Reference Example 1 
(Preparation of crab chitin fiber) 
(i) One (1) kg of Chionaecetes opilio crab shell (exoskeleton) was ground 
by a coffee grinder. The ground crab shell was put into a 1 N NaOH 
solution, heated at 90.degree. C. for 1 hour, washed with water, dipped 
into a 2 N HC1 solution at room temperature for 6 hours, and then was 
washed with water. This same procedure was performed 3 times. After 
washing with water, the finally obtained material was dried in an oven at 
50.degree. C. for 3 hours to produce 150 g of crab chitin. 
(ii) Twenty-three (23) g of the crab chitin produced in (i) above was 
pulverized by an Osterizer and 490 ml of formic acid was added to the 
chitin particles. The mixture was stirred slowly, and allowed to stand at 
room temperature until needle-like solid materials contained disappeared. 

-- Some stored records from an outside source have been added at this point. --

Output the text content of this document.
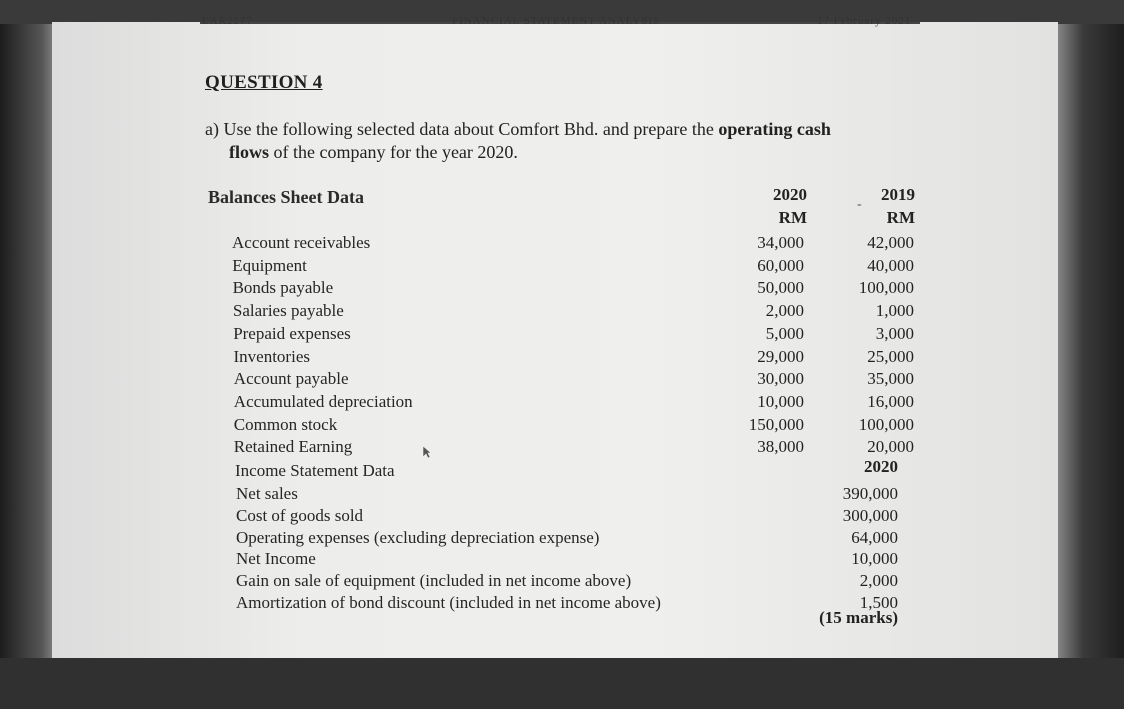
EAR2277	FINANCIAL STATEMENT ANALYSIS	17 February 2021
QUESTION 4
a) Use the following selected data about Comfort Bhd. and prepare the operating cash
flows of the company for the year 2020.
Balances Sheet Data	2020	2019
-
RM	RM
Account receivables	34,000	42,000
Equipment	60,000	40,000
Bonds payable	50,000	100,000
Salaries payable	2,000	1,000
Prepaid expenses	5,000	3,000
Inventories	29,000	25,000
Account payable	30,000	35,000
Accumulated depreciation	10,000	16,000
Common stock	150,000	100,000
Retained Earning	38,000	20,000
Income Statement Data	2020
Net sales	390,000
Cost of goods sold	300,000
Operating expenses (excluding depreciation expense)	64,000
Net Income	10,000
Gain on sale of equipment (included in net income above)	2,000
Amortization of bond discount (included in net income above)	1,500
(15 marks)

12 hours after freezing at -20.degree. C., the frozen material was thawed 
at room temperature. The thawed material was gently stirred, and again 
frozen to produce a dope. This frozing-thawing operation was once more 
repeated. The dope finally obtained was deaerated in vacuo, and extruded 
into a mixed solvent of ethyl acetate and water through a nozzle with 30 
holes, each hole having a diameter of 0.09 m/m, at an extrusion pressure 
of 1.3 Kgf/cm.sup.2, and extended at an extension ratio of 1.29. The crab 
fiber was washed in a stream of water overnight to obtain wet crab chitin 
fiber. 
(iii) The wet crab chitin fiber was air-dried at room temperature to obtain 
dried crab chitin fiber. 
Reference Example 2 
Preparation of crab chitin sheet) 
The crab chitin fiber prepared in Reference Example 2 was cut into 5 m/m 
length, and a prescribed amount of the cut crab chitin fiber was suspended 
into water. A conventional water jet fall-type paper milling was performed 
on the crab chitin suspension, and a sheet produced was air-dried at room 
temperature to produce a crab chitin sheet. 
Obviously, numerous modifications and variations of the present invention 
are possible in light of the above teachings. It is therefore to be 
understood that the scope of the appended claims, the invention may be 
practiced otherwise than as specifically described herein.